Heat, Celts expected to play Bulls

The fourth-seeded Celtics and second-seeded Heat both thought the road to the finals would come through Chicago -- then Derrick Rose went down. Mike Ehrmann/Getty Images

MIAMI -- Like the rest of the basketball world, Dwyane Wade figured he and his teammates would be playing the Chicago Bulls in the Eastern Conference finals right now. Then Derrick Rose's left knee went out and everything changed.

"Obviously, that's what everyone (expected) it to be but we know how the season goes," Wade told ESPNChicago.com after Tuesday afternoon's practice. "You never know what can happen and obviously injuries is a big part of this game for many, many years and it happens and it's the reason why certain teams don't have the year that they was projected to have. So it's unfortunate that because of injuries they're not in the Eastern Conference finals but it is what is right now and we're just hoping for no more injuries in our league period, from this point on."

Wade wasn't alone in his thoughts. His coach, Erik Spoelstra, admitted that even he was a little surprised that it was the Boston Celtics that Heat are now facing for a trip to the Finals, not the Bulls.

"Initially, yeah," Spoelstra said after Tuesday's practice. "And that's why it's a shame. None of else felt good about Rose's injury. As a competitor, you can't feel good about it. You want everybody to be healthy and may the best team win. I think in the back of our minds, just the way we are, we assumed at some point we'd be facing Boston and then Chicago in whatever order at some point during the playoffs."

Celtics coach Doc Rivers felt the same way. He figured his team would have to get through Chicago in order to face Miami in the Eastern Conference finals.

"Yeah, we did," Rivers told ESPNChicago.com. "When Rose went down ... it changed."

Rivers, who counts Bulls head coach Tom Thibodeau as a close friend, believes that the emotional blow the Bulls had to deal with was probably too much to overcome.

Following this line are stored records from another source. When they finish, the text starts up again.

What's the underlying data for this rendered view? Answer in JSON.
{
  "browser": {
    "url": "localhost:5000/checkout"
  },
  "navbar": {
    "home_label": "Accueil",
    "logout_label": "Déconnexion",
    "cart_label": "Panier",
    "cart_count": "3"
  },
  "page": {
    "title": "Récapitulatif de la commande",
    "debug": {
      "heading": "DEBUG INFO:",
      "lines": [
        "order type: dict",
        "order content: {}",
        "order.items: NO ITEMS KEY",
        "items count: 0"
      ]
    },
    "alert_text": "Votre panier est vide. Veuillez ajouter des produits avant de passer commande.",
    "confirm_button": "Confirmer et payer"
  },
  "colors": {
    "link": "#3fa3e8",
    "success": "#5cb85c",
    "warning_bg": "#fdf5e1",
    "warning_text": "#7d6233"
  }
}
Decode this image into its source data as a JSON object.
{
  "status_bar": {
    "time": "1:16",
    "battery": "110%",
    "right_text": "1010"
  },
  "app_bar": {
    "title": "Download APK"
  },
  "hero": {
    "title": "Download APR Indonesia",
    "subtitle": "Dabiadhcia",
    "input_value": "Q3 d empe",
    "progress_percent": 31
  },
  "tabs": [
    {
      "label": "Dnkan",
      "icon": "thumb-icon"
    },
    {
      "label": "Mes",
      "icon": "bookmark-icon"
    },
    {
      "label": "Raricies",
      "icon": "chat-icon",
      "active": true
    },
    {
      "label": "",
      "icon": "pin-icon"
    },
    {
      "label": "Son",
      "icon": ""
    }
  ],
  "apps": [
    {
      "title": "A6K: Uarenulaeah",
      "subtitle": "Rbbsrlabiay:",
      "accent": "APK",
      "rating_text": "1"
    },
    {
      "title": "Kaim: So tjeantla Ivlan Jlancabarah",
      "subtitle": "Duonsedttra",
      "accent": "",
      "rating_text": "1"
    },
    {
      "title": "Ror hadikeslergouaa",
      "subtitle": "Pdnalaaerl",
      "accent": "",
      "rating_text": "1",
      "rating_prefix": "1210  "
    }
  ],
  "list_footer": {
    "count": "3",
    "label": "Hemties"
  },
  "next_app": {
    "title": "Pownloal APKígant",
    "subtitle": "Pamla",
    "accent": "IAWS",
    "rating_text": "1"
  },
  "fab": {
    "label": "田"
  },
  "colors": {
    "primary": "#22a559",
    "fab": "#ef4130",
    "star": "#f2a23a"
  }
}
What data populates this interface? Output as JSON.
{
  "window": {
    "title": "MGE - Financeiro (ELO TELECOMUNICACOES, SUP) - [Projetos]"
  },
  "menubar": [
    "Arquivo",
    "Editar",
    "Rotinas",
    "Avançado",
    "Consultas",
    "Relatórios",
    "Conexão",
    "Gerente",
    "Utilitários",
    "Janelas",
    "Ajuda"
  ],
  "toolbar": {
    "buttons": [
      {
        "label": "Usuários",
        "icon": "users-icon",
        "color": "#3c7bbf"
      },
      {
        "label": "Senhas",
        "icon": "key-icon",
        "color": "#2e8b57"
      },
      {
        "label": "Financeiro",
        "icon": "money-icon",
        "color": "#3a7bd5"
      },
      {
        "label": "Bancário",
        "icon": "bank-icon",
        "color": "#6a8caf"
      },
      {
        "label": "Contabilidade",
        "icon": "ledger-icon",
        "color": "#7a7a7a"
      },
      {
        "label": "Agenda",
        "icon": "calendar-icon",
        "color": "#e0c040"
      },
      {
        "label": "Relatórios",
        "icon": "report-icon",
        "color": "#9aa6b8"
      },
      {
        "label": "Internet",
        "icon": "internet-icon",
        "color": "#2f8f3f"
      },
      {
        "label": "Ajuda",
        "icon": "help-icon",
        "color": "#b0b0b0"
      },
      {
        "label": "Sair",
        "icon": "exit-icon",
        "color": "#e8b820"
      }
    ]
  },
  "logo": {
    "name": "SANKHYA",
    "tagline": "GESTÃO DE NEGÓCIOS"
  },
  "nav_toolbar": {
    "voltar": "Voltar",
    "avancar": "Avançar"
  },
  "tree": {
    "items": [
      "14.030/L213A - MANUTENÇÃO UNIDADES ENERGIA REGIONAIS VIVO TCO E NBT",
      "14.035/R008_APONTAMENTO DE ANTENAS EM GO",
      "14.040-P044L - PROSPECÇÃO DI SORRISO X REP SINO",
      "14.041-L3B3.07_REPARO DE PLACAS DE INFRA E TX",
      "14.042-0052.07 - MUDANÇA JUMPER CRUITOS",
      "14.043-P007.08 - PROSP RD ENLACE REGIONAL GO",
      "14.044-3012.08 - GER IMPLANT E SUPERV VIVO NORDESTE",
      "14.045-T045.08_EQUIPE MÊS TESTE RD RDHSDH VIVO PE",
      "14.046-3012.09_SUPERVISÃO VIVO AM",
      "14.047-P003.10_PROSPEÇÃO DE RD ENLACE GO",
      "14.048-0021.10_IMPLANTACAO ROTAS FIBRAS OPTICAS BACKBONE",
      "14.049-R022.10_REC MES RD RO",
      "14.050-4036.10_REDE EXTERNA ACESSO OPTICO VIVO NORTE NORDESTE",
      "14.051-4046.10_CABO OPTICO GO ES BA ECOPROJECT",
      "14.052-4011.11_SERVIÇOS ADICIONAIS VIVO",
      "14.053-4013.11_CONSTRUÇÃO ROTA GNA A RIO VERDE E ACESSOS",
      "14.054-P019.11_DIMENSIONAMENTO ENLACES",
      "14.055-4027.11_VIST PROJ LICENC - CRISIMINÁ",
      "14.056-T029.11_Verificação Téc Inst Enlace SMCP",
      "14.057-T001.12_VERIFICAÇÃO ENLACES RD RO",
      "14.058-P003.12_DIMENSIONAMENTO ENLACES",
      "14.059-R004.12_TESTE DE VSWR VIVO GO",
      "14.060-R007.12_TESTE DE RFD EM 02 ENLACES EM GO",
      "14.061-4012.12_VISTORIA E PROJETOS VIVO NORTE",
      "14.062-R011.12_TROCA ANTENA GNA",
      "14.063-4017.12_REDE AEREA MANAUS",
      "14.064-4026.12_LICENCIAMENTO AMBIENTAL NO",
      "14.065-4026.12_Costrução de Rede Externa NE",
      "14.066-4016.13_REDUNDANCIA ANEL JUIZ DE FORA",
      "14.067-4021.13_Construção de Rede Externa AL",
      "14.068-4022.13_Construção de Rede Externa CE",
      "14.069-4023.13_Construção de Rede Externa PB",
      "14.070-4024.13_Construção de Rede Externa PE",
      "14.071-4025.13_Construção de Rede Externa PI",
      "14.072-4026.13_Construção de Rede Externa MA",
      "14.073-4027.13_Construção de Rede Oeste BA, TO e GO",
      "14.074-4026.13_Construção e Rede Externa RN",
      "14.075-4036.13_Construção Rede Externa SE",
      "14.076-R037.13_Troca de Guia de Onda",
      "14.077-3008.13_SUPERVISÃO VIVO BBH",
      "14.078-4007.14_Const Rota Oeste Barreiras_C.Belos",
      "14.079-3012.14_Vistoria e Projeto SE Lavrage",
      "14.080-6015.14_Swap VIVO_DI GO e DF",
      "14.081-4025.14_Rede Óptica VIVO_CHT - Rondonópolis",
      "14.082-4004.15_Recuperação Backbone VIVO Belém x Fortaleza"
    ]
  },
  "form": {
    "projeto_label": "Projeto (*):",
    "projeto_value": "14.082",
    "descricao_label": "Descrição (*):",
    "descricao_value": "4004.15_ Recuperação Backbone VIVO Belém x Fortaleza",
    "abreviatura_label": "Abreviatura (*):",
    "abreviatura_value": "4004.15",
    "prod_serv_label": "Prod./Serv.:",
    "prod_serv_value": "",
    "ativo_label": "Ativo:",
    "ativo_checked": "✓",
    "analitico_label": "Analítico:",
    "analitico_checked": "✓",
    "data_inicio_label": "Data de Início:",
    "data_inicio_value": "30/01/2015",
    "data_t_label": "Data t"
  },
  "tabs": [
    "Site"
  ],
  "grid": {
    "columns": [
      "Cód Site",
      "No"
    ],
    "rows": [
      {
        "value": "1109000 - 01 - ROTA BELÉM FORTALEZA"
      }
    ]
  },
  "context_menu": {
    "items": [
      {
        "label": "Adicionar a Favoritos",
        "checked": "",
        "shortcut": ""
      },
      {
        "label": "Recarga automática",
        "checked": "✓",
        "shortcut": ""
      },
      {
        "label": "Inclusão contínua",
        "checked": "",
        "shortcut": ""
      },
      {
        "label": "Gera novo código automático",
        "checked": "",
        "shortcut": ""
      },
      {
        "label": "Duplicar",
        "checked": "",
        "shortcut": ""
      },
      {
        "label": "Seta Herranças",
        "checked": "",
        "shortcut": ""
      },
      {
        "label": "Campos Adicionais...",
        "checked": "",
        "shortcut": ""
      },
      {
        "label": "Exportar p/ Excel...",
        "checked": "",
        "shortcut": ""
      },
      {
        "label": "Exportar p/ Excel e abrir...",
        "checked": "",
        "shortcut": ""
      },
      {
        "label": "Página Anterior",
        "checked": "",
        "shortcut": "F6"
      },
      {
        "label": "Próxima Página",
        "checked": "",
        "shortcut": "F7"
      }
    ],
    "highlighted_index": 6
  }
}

"It's still a tough blow, just mentally for the team this year," Rivers said. "I thought with the injury in front of the entire crowd and team, I thought that was tough to recover from."

While both players and coaches from the Heat and Celtics hope Rose gets better soon, nobody is feeling sorry for the Bulls. Spoelstra brushed off the notion that the Heat somehow caught a break because of Rose's injury.

"No, nobody's looking at it (like that)," he said. "Everybody has to deal with something. We lost a player that we couldn't win without."

Spoelstra was referring to injured star Chris Bosh.

"For two years (people said) we couldn't win without him."

While the Bosh and Rose comparison is not really the same, Spoelstra's point is the same one he has undoubtedly made to his team.

In the short term, the Bulls, like Spoelstra's Heat, will have to learn to win without one of their superstars for a large chunk of next season. The difference is that Rose, as the cornerstone of a franchise, means much more to the Bulls than Bosh does to the Heat.